DFDS, pourtant plus orientée fret que ses homologues d’Europe du Nord, doit réduire ses coûts, de l’ordre de quelque 35 M€, ce qui devrait se matérialiser par le licenciement de 650 personnes sur les 8 600 que le groupe emploie. La compagnie danoise de ferry a également obtenu des banques des liquidités nécessaires pour « permettre de traverser la pandémie en toute sécurité ».

L’un des grands opérateurs du ferry européen, qui s’est construit par croissance externe, notamment en exploitant l’échec des activités de diversification de Maersk et de Louis Dreyfus Armateurs, avait annoncé fin mars un résultat d’exploitation en baisse de 10 % par rapport au premier trimestre de 2019. Il l’imputait aux restrictions de voyages entre les pays qui l’ont obligé à suspendre les traversées sur les lignes Amsterdam-Newcastle et Copenhague-Oslo, tandis que les autres lignes en mer Baltique, en Méditerranée, en mer du Nord et dans la Manche se sont concentrées sur le fret. Dès avril, 17 navires sur plus de 50 étaient désarmés.

Stena, pas de reprise avant 2021

Malgré le maintien de frontières ouvertes pour les échanges, les volumes de l’armateur danois ont été particulièrement affectés par l’arrêt de production des industries automobile et textile, qui constituent son fonds de commerce. La société avait, à l’issue du premier trimestre, revu à la baisse ses perspectives pour 2020, à 2 milliards de couronnes danoises (soit autour de 270 M€).

Depuis la levée de la quarantaine britannique le 10 juillet, DFDS réarme progressivement ses navires, parmi les plus emblématiques, le Calais Seaways et le Côte d’Albâtre, réajuste ses fréquences tout en révisant les capacités et avec des modes opératoires contraignants.

Son grand rival en Europe du nord, Stena, qui occupe des positions fortes en mer d’Irlande et opère 20 lignes en Europe du nord, avait également annoncé début avril qu’en plus des 600 personnes au chômage technique, il devrait en licencier 150, estimant qu’il ne fallait pas s’attendre à une amélioration du nombre de passagers avant 2021. L’entreprise avait annoncé dès la mi-mars le licenciement de 950 employés en Scandinavie.

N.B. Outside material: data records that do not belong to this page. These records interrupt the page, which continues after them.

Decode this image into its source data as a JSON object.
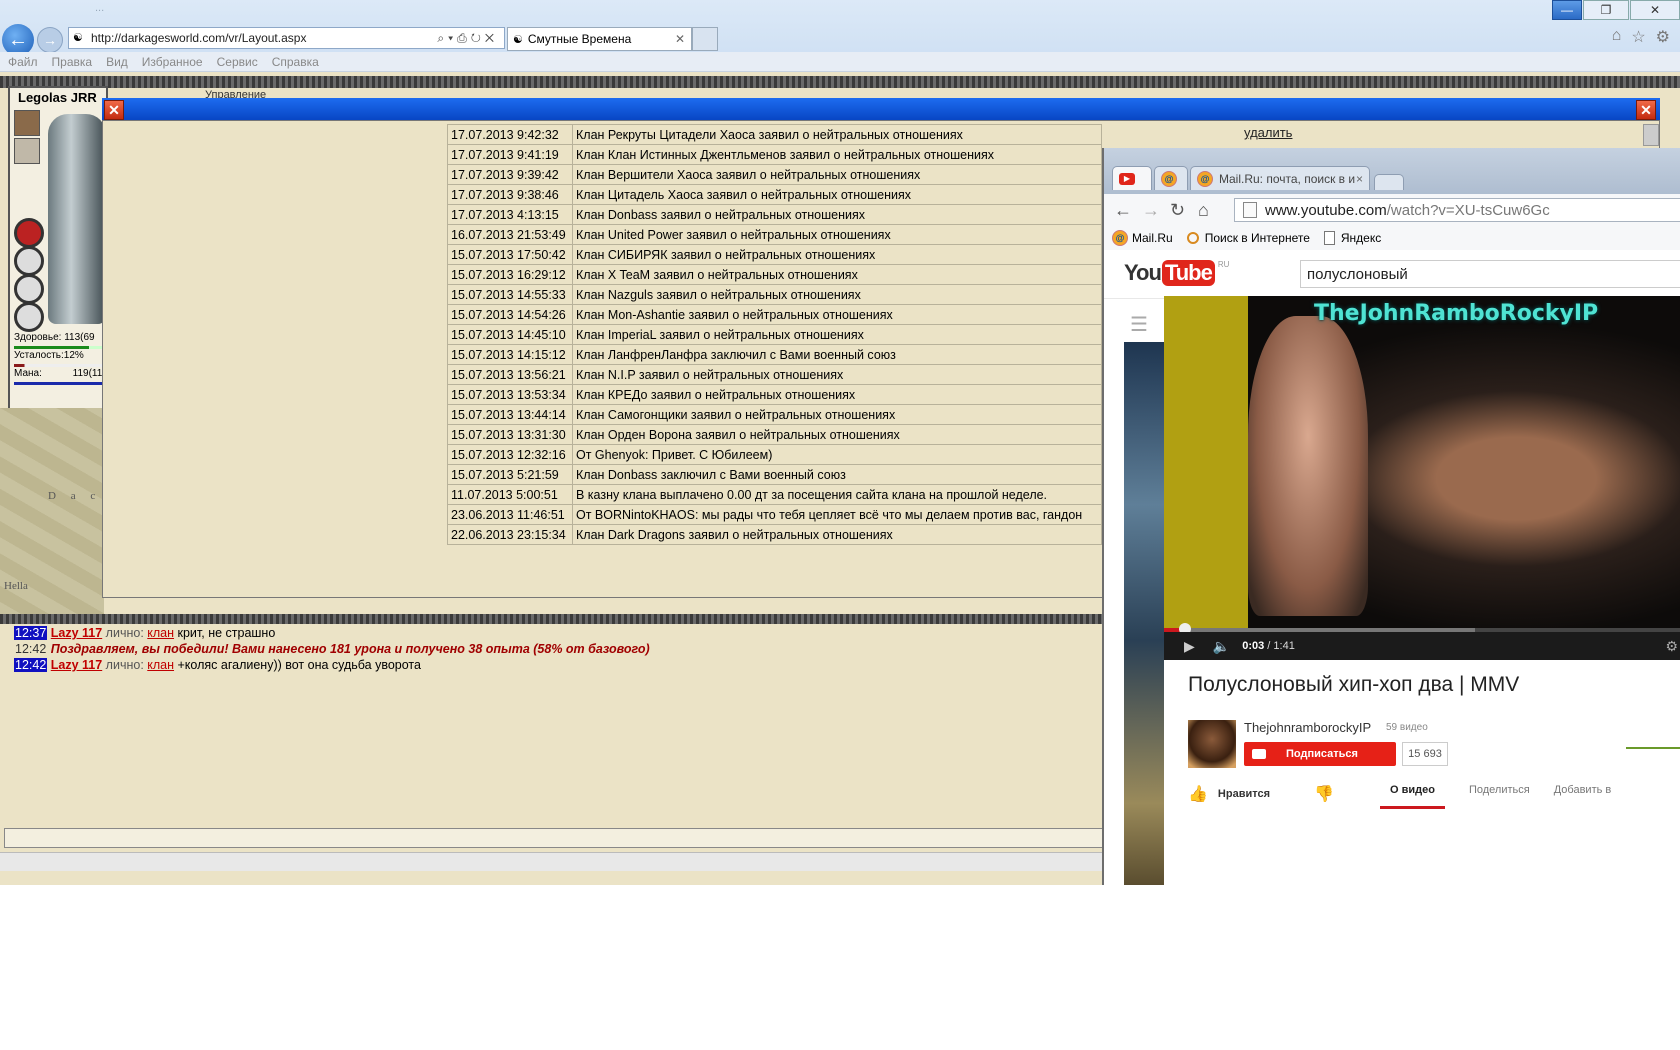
{
  "ie": {
    "title_ghost": "...",
    "url": "http://darkagesworld.com/vr/Layout.aspx",
    "tab_title": "Смутные Времена",
    "menu": [
      "Файл",
      "Правка",
      "Вид",
      "Избранное",
      "Сервис",
      "Справка"
    ]
  },
  "character": {
    "name": "Legolas JRR",
    "top_label": "Управление",
    "health_label": "Здоровье:",
    "health_value": "113(69",
    "fatigue_label": "Усталость:12%",
    "mana_label": "Мана:",
    "mana_value": "119(11",
    "map_text": "D a c l",
    "map_text2": "Hella"
  },
  "modal": {
    "close_symbol": "✕",
    "delete_link": "удалить",
    "rows": [
      {
        "time": "17.07.2013 9:42:32",
        "msg": "Клан Рекруты Цитадели Хаоса заявил о нейтральных отношениях"
      },
      {
        "time": "17.07.2013 9:41:19",
        "msg": "Клан Клан Истинных Джентльменов заявил о нейтральных отношениях"
      },
      {
        "time": "17.07.2013 9:39:42",
        "msg": "Клан Вершители Хаоса заявил о нейтральных отношениях"
      },
      {
        "time": "17.07.2013 9:38:46",
        "msg": "Клан Цитадель Хаоса заявил о нейтральных отношениях"
      },
      {
        "time": "17.07.2013 4:13:15",
        "msg": "Клан Donbass заявил о нейтральных отношениях"
      },
      {
        "time": "16.07.2013 21:53:49",
        "msg": "Клан United Power заявил о нейтральных отношениях"
      },
      {
        "time": "15.07.2013 17:50:42",
        "msg": "Клан СИБИРЯК заявил о нейтральных отношениях"
      },
      {
        "time": "15.07.2013 16:29:12",
        "msg": "Клан X TeaM заявил о нейтральных отношениях"
      },
      {
        "time": "15.07.2013 14:55:33",
        "msg": "Клан Nazguls заявил о нейтральных отношениях"
      },
      {
        "time": "15.07.2013 14:54:26",
        "msg": "Клан Mon-Ashantie заявил о нейтральных отношениях"
      },
      {
        "time": "15.07.2013 14:45:10",
        "msg": "Клан ImperiaL заявил о нейтральных отношениях"
      },
      {
        "time": "15.07.2013 14:15:12",
        "msg": "Клан ЛанфренЛанфра заключил с Вами военный союз"
      },
      {
        "time": "15.07.2013 13:56:21",
        "msg": "Клан N.I.P заявил о нейтральных отношениях"
      },
      {
        "time": "15.07.2013 13:53:34",
        "msg": "Клан КРЕДо заявил о нейтральных отношениях"
      },
      {
        "time": "15.07.2013 13:44:14",
        "msg": "Клан Самогонщики заявил о нейтральных отношениях"
      },
      {
        "time": "15.07.2013 13:31:30",
        "msg": "Клан Орден Ворона заявил о нейтральных отношениях"
      },
      {
        "time": "15.07.2013 12:32:16",
        "msg": "От Ghenyok: Привет. С Юбилеем)"
      },
      {
        "time": "15.07.2013 5:21:59",
        "msg": "Клан Donbass заключил с Вами военный союз"
      },
      {
        "time": "11.07.2013 5:00:51",
        "msg": "В казну клана выплачено 0.00 дт за посещения сайта клана на прошлой неделе."
      },
      {
        "time": "23.06.2013 11:46:51",
        "msg": "От BORNintoKHAOS: мы рады что тебя цепляет всё что мы делаем против вас, гандон"
      },
      {
        "time": "22.06.2013 23:15:34",
        "msg": "Клан Dark Dragons заявил о нейтральных отношениях"
      }
    ]
  },
  "chat": {
    "line1": {
      "time": "12:37",
      "nick": "Lazy 117",
      "private": " лично: ",
      "clan": "клан",
      "text": " крит, не страшно"
    },
    "line2": {
      "time": "12:42",
      "text": "Поздравляем, вы победили! Вами нанесено 181 урона и получено 38 опыта (58% от базового)"
    },
    "line3": {
      "time": "12:42",
      "nick": "Lazy 117",
      "private": " лично: ",
      "clan": "клан",
      "text": " +коляс агалиену)) вот она судьба уворота"
    }
  },
  "chrome": {
    "tab1": "",
    "tab3": "Mail.Ru: почта, поиск в и",
    "tab_close": "×",
    "url_host": "www.youtube.com",
    "url_path": "/watch?v=XU-tsCuw6Gc",
    "bookmarks": [
      "Mail.Ru",
      "Поиск в Интернете",
      "Яндекс"
    ]
  },
  "youtube": {
    "logo_you": "You",
    "logo_tube": "Tube",
    "logo_region": "RU",
    "search_value": "полуслоновый",
    "watermark": "TheJohnRamboRockyIP",
    "progress_played": 0.04,
    "progress_buffered": 0.6,
    "time_current": "0:03",
    "time_total": " / 1:41",
    "title": "Полуслоновый хип-хоп два | MMV",
    "channel": "ThejohnramborockyIP",
    "channel_videos": "59 видео",
    "subscribe": "Подписаться",
    "subscribers": "15 693",
    "like": "Нравится",
    "tabs": [
      "О видео",
      "Поделиться",
      "Добавить в"
    ]
  }
}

Fin de non-recevoir de DP World

Le 12 mai, P&O Ferries, également en difficulté financière, a aussi annoncé le licenciement de 1 100 personnes, évoquant ce préalable comme nécessaire pour que la compagnie puisse survivre. Bien que le dispositif de maintien de l’emploi du gouvernement ait été prolongé jusqu’en octobre, la compagnie britannique a néanmoins décidé de convertir les mesures de chômage partiel en une décision plus définitive. Les licenciements concernent notamment plus de 600 membres d’équipage sur les lignes Douvres-Calais et 100 employés sur les lignes Hull-Zeebrugge et Hull-Rotterdam. La compagnie avait sollicité en vain une intervention du gouvernement britannique à hauteur de 150 M£ (169,8 M€). Elle avait également fait valoir un besoin de trésorerie de 257,5 M£ (291,5 M€) auprès de sa société mère, DP World, qui lui avait opposé une fin de non-recevoir.

Net wage

Atypique dans le paysage du ferry européen, appuyée par les collectivités bretonnes et normandes, Brittany Ferries a bien résisté jusqu’à présent, mais sa situation reste dépendante d’une clientèle à 85 % britannique. La compagnie est aussi contrainte par ses conditions d’exploitation, avec des revenus en livres mais des dépenses de fonctionnement en euros. Depuis la fermeture de l’espace Schengen, le 19 mars, la compagnie opérant sous pavillon français a, comme ses homologues, interrompu son activité de transport de passagers pour se concentrer sur le fret (20 % de son chiffre d’affaires). Brittany Ferries a donc été contrainte de mettre au chômage partiel 1 311 personnes sur un effectif total de 2 865 employés.

Aujourd’hui, la direction de l’armement breton estime à 130 M€ l’impact sur son résultat. Les incertitudes pesant sur la saison touristique de l’été 2020 l’ont contrainte à mettre en sommeil quelques investissements, tel son projet d’autoroute ferroviaire. Quatre navires ont relancé la machine le 29 juin.

Si la société de Roscoff va bénéficier du dispositif de PGE instauré par le gouvernement français a hauteur de 117 M€, Jean-Marc Roué, le président de la société, estime que cela ne suffira pas. Il compte notamment sur une des dispositions du Plan Relance Tourisme, dont l’assiette est établie sur la base des trois plus importants mois de chiffre d’affaires (contre 25 % du CA moyen pour un PGE standard). Une autre mesure réservée aux PME de moins de 250 salariés lui permettrait en outre de bénéficier d’un remboursement des charges patronales sur les salaires des sédentaires ayant travaillé pendant la période d’interruption du trafic passagers (mars-juin). Il espère plus fondamentalement bénéficier du concept du « net wage » (remboursement aux armateurs des cotisations sociales). Une disposition dont bénéficie DFDS et qui est aussi accessible aux pavillons italien, allemand et belge…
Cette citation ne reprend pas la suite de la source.